A falta de dos títulos —sí, he dicho dos y no es una errata— para terminar con el especial sobre el gran cineasta Stanley Kubrick, debo confesar que en la revisión —ese importante ejercicio tan vilipendiado por el consumo rápido actual— de su filmografía ya son dos las películas que no me parecen tan grandes como me lo parecieron en su momento. La primera desilusión fue, tal y como dije en su momento, con ‘La naranja mecánica’ (‘The Clockwork Orange’, 1971), y en igual medida ha vuelto a ocurrirme con la que hoy nos ocupa, ‘La chaqueta metálica’ (‘Full Metal Jacket’, 1987), película con la que el cineasta cumple su deseo de volver a hablar sobre la guerra, aunque n0o se pronuncia moral ni políticamente al respecto, al mismo tiempo virtud y defecto de la cinta.

Creo firmemente que ambas películas se parecen más de lo que aparenta. Los protagonistas se enfrentan a algo que les queda grande, una de las constantes del cine de Kubrick, pero en el caso de los film mencionados, los personajes centrales son muy jóvenes. ‘La chaqueta metálica’ es una explosión de mil palabras por minuto, que cuando se tienen 20 años puede impresionar, y también unas escenas de acción muy bien filmadas. Pero el paso de los años, el tiempo en definitiva, cuya captura en pantalla sólo está reservado a los más grandes artistas, parece poner las cosas en su justo lugar, o al menos para el que esto suscribe así es.
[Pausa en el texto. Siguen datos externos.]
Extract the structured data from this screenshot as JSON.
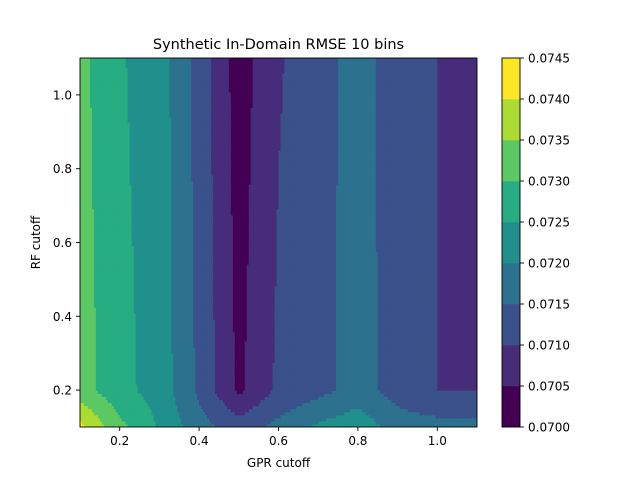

Evidentemente no me parece una mala película, pero está muy lejos de esa gran cinta bélica que muchos han querido ver.

Aunque Kubrick ha declarado muchas veces que nunca piensa en otros proyectos mientras trabaja en una película, la idea de volver a hablar sobre los conflictos bélicos —recordemos que ya lo había hecho en la que es su mejor obra, ‘Senderos de gloria’ (‘Paths of Glory’, 1957)— ya le rondaba la cabeza a finales de los 70, pero un hombre de apellido Coppola apareció con cierta película de título ‘Apocalypse Now’ (id, 1979), y además de cambiar el cine, supongo que don Stanley pospuso su idea en beneficio de otro proyecto, para nuestro deleite la magistral ‘El resplandor’ (‘The Shining’, 1980). Años más tarde, un director menos polémico de lo que aparenta, Oliver Stone, triunfó en todo el mundo con la estupenda ‘Platoon’ (id, 1986), poniendo de alguna manera las películas de Vietnam de moda. Kubrick se subió al carro, aunque asegura que la elección de la novela de Gustav Hasford en la que se basa el film, fue una coincidencia. Según el director, el tema le daba igual, puesto que había encontrado una buena historia en él.